Today I would like to tell you a story. The reason why I want to tell you this story is that at the end of last year we had over a hundred people undertake peer support training, and at the beginning of this year we took 68 of those students (a record number) to Peer Support Camp to run a programme for our new Year 9 students. There are 160 students sitting in this hall today. Twelve of you are likely to be on the Student Executive, elected in a couple of weeks. But we would expect a lot more than 12 will nominate yourselves to be considered. So this story…
In 2004 I was part of a year group that had about 250 students in it and in the system I was part of, about 40 students every year are chosen to be prefects. I wanted so badly to be a prefect. I remember as a tiny year 9 how much I hero worshiped the prefects. At the end of year twelve, there was a school wide vote and I wasn’t in the top 40. I wasn’t made a prefect. The system was as flawed as the Electoral College but putting that aside for a moment, this was heartbreaking for me. I remember balling my eyes out. Tears that you can only cry as a child. The ones where your mouth sort of starts gagging for air and you have no control over the noises you are making.
I’m sharing this with you, not just because I passionately endorse the cathartic impact of a good cry, but because these emotions of disappointment are totally valid. Everyone in this room has felt that at some point to various different degrees. And I’d wager most of us in this room have cried to the point where you are dehydrated.
But what did I do about this? I had told a lot of people that I wanted to be a prefect, so I was pretty embarrassed to have missed out. I bounced back pretty well. I stayed strong through that perceived embarrassment and came out the other side. I wanted to prove I could make a difference.
It wasn’t long before I put together my love of cinema and new Audio Visual room built in the library. So I set about creating a film club. Cutting a long story short, this involved getting the library staff on board, a supportive teacher that helped mentor me through the process and a letter to the school leadership requesting a budget for the DVDs etc. I got granted $500, and bought films like Singing in the Rain, Butch Cassidy and Sundance Kid, the 1933 King Kong and Casablanca.
I started showing a classic film every week over a series of lunchtimes. The room was filled with people experiencing the films of Alfred Hitchcock, Francis Ford Coppola, Stanley Kubrick – films that theses students might never have seen without this opportunity. I became well known around the school for coordinating this, with students approaching me with film requests – and making connections with peers who also had a passion for cinema.

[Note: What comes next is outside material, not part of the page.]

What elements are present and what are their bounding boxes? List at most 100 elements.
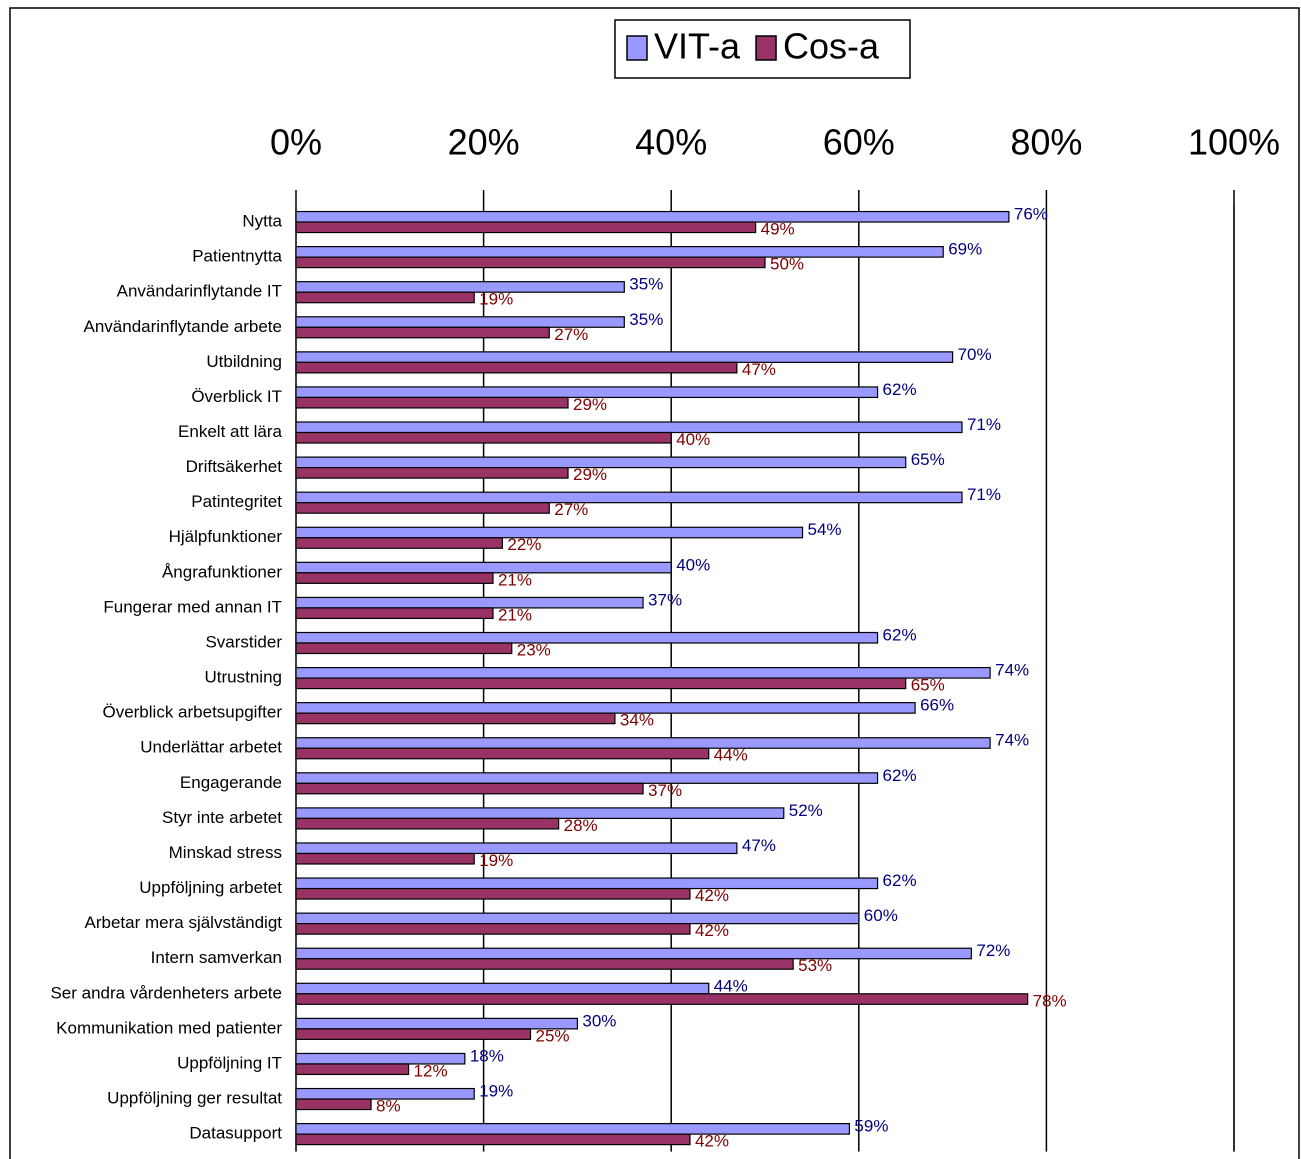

I set up the cinema club to be continued for years to come and despite not being officially recognised as a ‘leader’ I had shown that anyone can actually make a difference.
Unfortunately the following year, someone discovered that the film club wasn’t covered by the school’s copyright permissions, and we had actually been illegally showing films and we liable for fines up to $80,000. Film club didn’t continue – but at least we had one year of cinematic magic.
I’m extremely proud of the peer support students. I will be extremely proud of those that make it into the Student Executive. But neither of these things stop anybody in this year group from making a positive difference to Newlands College.
As the great philosopher Emanuel Gorges said to me in last week, who may or may not have been quoting someone else: “’What you do for yourself dies with you when you leave this world, what you do for others lives on forever”. So the challenge we are posing to you today is now that you are Year 13 students, the leaders of the school: what are you going to give back?
I haven’t mentioned yet our results last year. And while it’s true that they are the best Level Two results this school has ever had and we should celebrate and we should be proud – this is only one measure of success. There are other ways of measuring how good you are as a year group – and how well you give back and create opportunities for others, lead the way by creating a positive inclusive environment – that is the measure I’m truly interested in.